The government’s trial run is focusing on gatherings big and small – the FA Cup final, a cinema, a nightclub, and a fun run.
That question is one of the most contentious and the answer is still unclear.
Those working in the hospitality industry have already criticised the idea, calling it «outrageous» and «not thought through».
Wetherspoon boss Tim Martin said passports would be “the last straw” for struggling pubs and force bar staff into a “bitter civil liberties war” with customers.
But the argument remains that such a system, even if temporary, would be a good way to get venues open again and the economy back up and running.
The government’s trial is running throughout April, so it’s unlikely a system will be introduced before the summer.
ITV News’s UK Editor Paul Brand estimates Covid passports won’t come into force until all adults in the UK have been offered a vaccine.
That would be the end of July if the rollout stays on track.
It would ensure fairness in the system if having had a vaccine becomes a major component.
The government has said it’s happy for businesses to bring in their own systems to check if customers are Covid-safe.
But it would be tough for standalone firms to make the necessary checks on NHS records and so on, as well as the additional cost of staffing such checks.

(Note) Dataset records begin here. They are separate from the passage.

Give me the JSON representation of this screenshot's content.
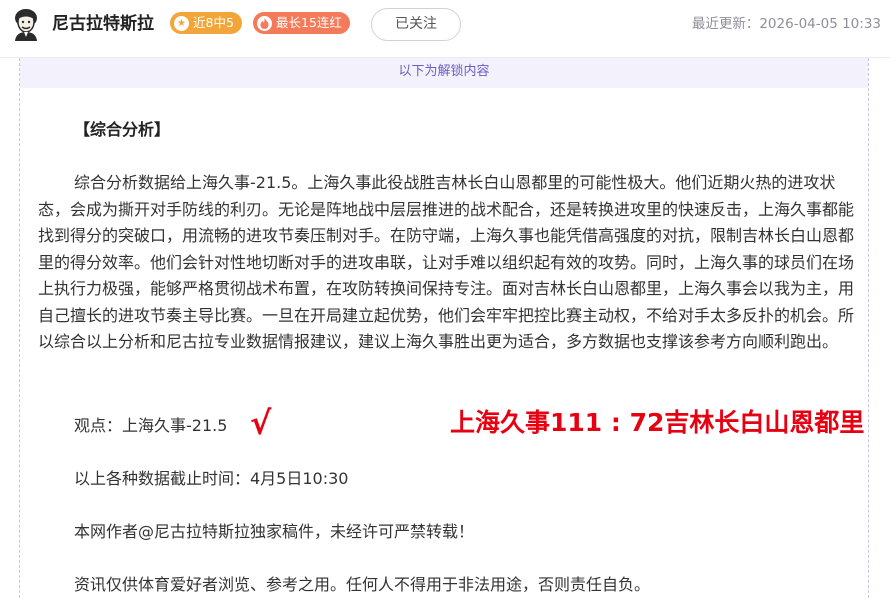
{
  "header": {
    "author_name": "尼古拉特斯拉",
    "record_badge": "近8中5",
    "streak_badge": "最长15连红",
    "follow_button": "已关注",
    "update_time": "最近更新：2026-04-05 10:33",
    "record_icon": "star-icon",
    "streak_icon": "flame-icon"
  },
  "content": {
    "unlock_notice": "以下为解锁内容",
    "section_title": "【综合分析】",
    "analysis": "综合分析数据给上海久事-21.5。上海久事此役战胜吉林长白山恩都里的可能性极大。他们近期火热的进攻状态，会成为撕开对手防线的利刃。无论是阵地战中层层推进的战术配合，还是转换进攻里的快速反击，上海久事都能找到得分的突破口，用流畅的进攻节奏压制对手。在防守端，上海久事也能凭借高强度的对抗，限制吉林长白山恩都里的得分效率。他们会针对性地切断对手的进攻串联，让对手难以组织起有效的攻势。同时，上海久事的球员们在场上执行力极强，能够严格贯彻战术布置，在攻防转换间保持专注。面对吉林长白山恩都里，上海久事会以我为主，用自己擅长的进攻节奏主导比赛。一旦在开局建立起优势，他们会牢牢把控比赛主动权，不给对手太多反扑的机会。所以综合以上分析和尼古拉专业数据情报建议，建议上海久事胜出更为适合，多方数据也支撑该参考方向顺利跑出。",
    "verdict": "观点：上海久事-21.5",
    "verdict_mark": "√",
    "final_score": "上海久事111 : 72吉林长白山恩都里",
    "cutoff_time": "以上各种数据截止时间：4月5日10:30",
    "copyright": "本网作者@尼古拉特斯拉独家稿件，未经许可严禁转载！",
    "disclaimer": "资讯仅供体育爱好者浏览、参考之用。任何人不得用于非法用途，否则责任自负。"
  },
  "colors": {
    "accent_purple": "#6a5fc4",
    "badge_orange": "#f2a63a",
    "badge_red": "#f57a5a",
    "highlight_red": "#e60012"
  }
}
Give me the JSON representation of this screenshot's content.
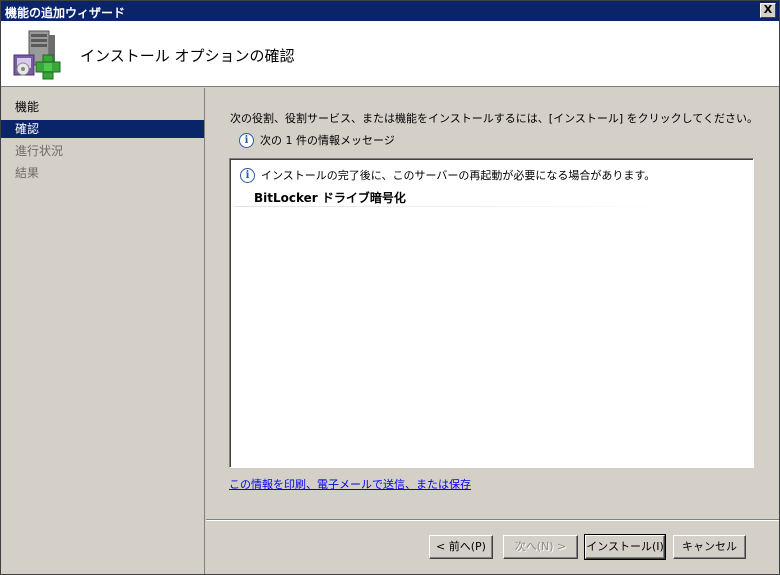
{
  "window": {
    "title": "機能の追加ウィザード",
    "close_glyph": "X"
  },
  "header": {
    "title": "インストール オプションの確認",
    "icon": "server-add-icon"
  },
  "sidebar": {
    "items": [
      {
        "label": "機能",
        "state": "normal"
      },
      {
        "label": "確認",
        "state": "current"
      },
      {
        "label": "進行状況",
        "state": "disabled"
      },
      {
        "label": "結果",
        "state": "disabled"
      }
    ]
  },
  "main": {
    "instruction": "次の役割、役割サービス、または機能をインストールするには、[インストール] をクリックしてください。",
    "message_count": "次の 1 件の情報メッセージ",
    "panel": {
      "message": "インストールの完了後に、このサーバーの再起動が必要になる場合があります。",
      "feature": "BitLocker ドライブ暗号化"
    },
    "link": "この情報を印刷、電子メールで送信、または保存"
  },
  "footer": {
    "back_label": "< 前へ(P)",
    "next_label": "次へ(N) >",
    "install_label": "インストール(I)",
    "cancel_label": "キャンセル"
  },
  "colors": {
    "titlebar": "#0a246a",
    "selected": "#0a246a",
    "link": "#0000ee",
    "info": "#2a5aa8"
  }
}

The move could also be a turn-off for customers if only very few places brought it in.
The UK wouldn’t be the first country to bring in Covid passports.
Israel has introduced a ‘green pass’ system which allows people who have been fully vaccinated, or who have recovered from Covid-19, to visit large gatherings, like concerts.
The pass can be either physical or displayed on a mobile phone app.
Denmark launched its ‘coronapas’ system earlier this month. Either on an app or in hard-copy format, Danes have to show they have either been fully vaccinated, tested negatively in the past 72 hours, or had Covid recently.
It aims to allow people to enter non-essential shops as well as hairdressers and driving schools. Businesses that allow citizens in without a pass face fines.
France, Germany and Spain are all currently trialling different internal Covid passport systems, but all have come under sustained domestic criticism for considering the move.
There is already a system in place whereby travellers have to prove their Covid status if travelling overseas.
For those exempt from travel bans, most countries require evidence of a negative test and there are various quarantine regulations in place around the world.
Countries popular with Brits have already signalled their intention to allow travellers entry if they can prove their Covid status, and the PM has said there is «definitely» a role for the passports in international travel.